No fossil records are available concerning nodules, but fossil pollen of plants similar to modern actinorhizal species has been found in sediments deposited 87 million years ago. The origin of the symbiotic association remains uncertain. The ability to associate with Frankia is a polyphyletic character and has probably evolved independently in different clades. Nevertheless, actinorhizal plants and Legumes, the two major nitrogen-fixing groups of plants share a relatively close ancestor, as they are all part of a clade within the rosids which is often called the nitrogen-fixing clade. This ancestor may have developed a "predisposition" to enter into symbiosis with nitrogen fixing bacteria and this led to the independent acquisition of symbiotic abilities by ancestors of the actinorhizal and Legume species. The genetic program used to establish the symbiosis has probably recruited elements of the arbuscular mycorrhizal symbioses, a much older and widely distributed symbiotic association between plants and fungi.

==The symbiotic nodules==
As in legumes, nodulation is favored by nitrogen deprivation and is inhibited by high nitrogen concentrations. Depending on the plant species, two mechanisms of infection have been described: The first is observed in casuarinas or alders and is called root hair infection. In this case the infection begins with intracellular penetration of a Frankia hypha into a root hair that has curled under its influence, followed by the formation of a primitive symbiotic organ known as a prenodule. The second mechanism of infection is called intercellular entry and is well described in Discaria species. In this case bacteria penetrate the root extracellularly, growing between epidermal cells then between cortical cells. Later on Frankia becomes intracellular but no prenodule is formed. In both cases the infection leads to cell divisions in the pericycle and the formation of a new organ consisting of several lobes anatomically similar to a lateral root.

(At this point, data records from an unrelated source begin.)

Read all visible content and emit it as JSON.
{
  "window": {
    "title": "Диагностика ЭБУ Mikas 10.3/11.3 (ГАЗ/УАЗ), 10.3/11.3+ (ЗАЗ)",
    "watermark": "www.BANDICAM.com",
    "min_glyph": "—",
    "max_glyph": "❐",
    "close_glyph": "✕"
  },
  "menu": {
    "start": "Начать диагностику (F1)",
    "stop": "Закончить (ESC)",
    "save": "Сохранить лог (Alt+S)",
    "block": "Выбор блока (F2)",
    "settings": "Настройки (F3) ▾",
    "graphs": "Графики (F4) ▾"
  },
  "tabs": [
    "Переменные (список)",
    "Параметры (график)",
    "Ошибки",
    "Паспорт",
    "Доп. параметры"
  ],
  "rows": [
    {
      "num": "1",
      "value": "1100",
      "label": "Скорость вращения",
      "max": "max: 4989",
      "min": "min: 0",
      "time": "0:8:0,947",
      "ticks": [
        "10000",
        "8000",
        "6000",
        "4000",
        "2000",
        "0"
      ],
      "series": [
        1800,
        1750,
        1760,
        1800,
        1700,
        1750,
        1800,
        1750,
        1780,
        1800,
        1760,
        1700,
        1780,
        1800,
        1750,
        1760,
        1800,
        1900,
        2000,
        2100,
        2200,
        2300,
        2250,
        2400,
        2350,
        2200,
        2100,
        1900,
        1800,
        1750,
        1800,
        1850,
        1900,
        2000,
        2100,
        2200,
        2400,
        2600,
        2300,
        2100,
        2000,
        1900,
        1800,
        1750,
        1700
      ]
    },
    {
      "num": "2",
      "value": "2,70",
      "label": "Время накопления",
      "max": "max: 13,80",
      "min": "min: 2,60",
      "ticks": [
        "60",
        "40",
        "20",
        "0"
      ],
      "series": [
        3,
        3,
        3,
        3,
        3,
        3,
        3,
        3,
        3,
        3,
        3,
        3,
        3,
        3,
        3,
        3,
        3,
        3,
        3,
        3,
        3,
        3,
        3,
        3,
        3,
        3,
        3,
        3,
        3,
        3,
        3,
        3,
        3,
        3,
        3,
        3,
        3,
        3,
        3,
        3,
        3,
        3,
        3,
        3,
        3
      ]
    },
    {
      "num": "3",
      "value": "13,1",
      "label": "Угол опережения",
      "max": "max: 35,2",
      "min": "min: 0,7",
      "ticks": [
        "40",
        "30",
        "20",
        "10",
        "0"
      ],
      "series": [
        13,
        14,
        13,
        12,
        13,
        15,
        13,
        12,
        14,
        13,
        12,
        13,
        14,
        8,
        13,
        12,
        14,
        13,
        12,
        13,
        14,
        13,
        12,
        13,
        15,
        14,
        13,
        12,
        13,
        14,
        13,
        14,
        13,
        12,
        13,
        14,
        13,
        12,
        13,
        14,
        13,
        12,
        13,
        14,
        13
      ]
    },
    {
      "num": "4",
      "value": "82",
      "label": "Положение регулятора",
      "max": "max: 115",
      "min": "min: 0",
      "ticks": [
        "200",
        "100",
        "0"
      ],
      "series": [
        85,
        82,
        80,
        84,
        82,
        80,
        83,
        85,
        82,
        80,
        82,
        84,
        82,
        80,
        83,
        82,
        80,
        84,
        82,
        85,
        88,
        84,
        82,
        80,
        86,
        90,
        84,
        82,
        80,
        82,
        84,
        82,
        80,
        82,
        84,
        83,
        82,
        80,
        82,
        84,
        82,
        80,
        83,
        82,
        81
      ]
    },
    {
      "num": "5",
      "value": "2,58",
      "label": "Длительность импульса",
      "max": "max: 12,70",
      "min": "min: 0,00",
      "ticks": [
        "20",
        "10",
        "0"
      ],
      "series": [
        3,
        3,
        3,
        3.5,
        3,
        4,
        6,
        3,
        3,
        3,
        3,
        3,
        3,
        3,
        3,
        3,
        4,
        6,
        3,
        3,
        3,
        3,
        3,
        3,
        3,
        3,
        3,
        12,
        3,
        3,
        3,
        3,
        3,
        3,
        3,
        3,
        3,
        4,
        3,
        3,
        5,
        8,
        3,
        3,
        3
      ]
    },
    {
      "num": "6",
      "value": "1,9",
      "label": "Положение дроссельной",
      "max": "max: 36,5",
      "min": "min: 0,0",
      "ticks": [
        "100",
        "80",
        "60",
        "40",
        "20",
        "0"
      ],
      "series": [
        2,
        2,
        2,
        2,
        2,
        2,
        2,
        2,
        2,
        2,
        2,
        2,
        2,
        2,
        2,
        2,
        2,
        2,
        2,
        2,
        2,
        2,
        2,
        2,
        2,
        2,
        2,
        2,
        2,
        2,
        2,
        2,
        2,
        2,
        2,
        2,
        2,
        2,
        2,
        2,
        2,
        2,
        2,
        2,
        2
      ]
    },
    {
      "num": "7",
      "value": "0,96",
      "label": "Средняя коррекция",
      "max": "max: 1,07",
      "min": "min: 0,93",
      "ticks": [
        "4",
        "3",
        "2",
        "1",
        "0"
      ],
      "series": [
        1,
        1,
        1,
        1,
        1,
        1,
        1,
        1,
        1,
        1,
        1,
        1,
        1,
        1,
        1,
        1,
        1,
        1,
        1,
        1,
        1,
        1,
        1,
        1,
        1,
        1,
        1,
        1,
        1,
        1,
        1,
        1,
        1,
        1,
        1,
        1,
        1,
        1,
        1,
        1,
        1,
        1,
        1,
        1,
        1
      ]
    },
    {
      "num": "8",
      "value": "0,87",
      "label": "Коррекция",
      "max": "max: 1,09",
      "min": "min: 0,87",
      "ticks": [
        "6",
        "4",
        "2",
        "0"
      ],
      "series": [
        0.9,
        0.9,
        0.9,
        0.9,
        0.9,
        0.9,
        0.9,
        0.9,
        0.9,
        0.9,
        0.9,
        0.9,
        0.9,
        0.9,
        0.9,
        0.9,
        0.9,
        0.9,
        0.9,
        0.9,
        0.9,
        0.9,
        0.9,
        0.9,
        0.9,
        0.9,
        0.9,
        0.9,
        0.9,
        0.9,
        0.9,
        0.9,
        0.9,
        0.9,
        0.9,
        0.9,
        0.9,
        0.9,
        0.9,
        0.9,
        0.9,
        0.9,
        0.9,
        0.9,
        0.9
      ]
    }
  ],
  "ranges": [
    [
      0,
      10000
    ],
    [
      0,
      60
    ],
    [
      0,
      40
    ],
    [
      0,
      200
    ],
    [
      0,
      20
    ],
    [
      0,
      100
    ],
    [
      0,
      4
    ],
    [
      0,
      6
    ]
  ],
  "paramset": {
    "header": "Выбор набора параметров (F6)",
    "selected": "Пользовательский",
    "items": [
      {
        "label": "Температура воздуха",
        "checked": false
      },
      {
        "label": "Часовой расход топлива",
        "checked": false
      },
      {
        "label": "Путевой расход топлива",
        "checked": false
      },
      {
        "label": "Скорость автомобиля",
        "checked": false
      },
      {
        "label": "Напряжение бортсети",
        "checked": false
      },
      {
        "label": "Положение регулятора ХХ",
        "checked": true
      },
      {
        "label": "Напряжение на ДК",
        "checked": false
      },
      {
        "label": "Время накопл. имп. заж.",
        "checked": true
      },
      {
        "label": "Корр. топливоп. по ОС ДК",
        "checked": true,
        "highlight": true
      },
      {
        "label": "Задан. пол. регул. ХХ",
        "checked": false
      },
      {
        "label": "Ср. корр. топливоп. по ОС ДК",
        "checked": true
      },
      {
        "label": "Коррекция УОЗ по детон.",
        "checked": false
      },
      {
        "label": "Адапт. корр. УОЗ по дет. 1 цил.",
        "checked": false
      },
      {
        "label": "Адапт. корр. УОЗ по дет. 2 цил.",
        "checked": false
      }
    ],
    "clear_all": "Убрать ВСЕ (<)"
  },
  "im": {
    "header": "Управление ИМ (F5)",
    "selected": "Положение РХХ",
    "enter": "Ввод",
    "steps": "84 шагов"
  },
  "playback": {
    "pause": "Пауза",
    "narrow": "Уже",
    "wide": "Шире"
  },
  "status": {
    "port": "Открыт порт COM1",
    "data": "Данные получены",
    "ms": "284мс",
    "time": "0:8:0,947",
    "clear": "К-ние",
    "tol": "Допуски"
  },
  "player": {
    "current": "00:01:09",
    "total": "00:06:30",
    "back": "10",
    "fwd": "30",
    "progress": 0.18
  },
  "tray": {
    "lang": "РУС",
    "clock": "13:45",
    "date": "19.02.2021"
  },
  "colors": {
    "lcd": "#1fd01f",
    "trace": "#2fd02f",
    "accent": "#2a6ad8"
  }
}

Cortical cells of the nodule are invaded by Frankia filaments coming from the site of infection/the prenodule. Actinorhizal nodules have generally an indeterminate growth, new cells are therefore continually produced at the apex and successively become infected. Mature cells of the nodule are filled with bacterial filaments that actively fix nitrogen. No equivalent of the rhizobial nod factors have been found, but several genes known to participate in the formation and functioning of legume nodules (coding for haemoglobin and other nodulins) are also found in actinorhizal plants where they are supposed to play similar roles. The lack of genetic tools in Frankia and in actinorhizal species was the main factor explaining such a poor understating of this symbiosis, but the recent sequencing of three Frankia genomes and the development of RNAi and genomic tools in actinorhizal species should help to develop a far better understanding in the following years.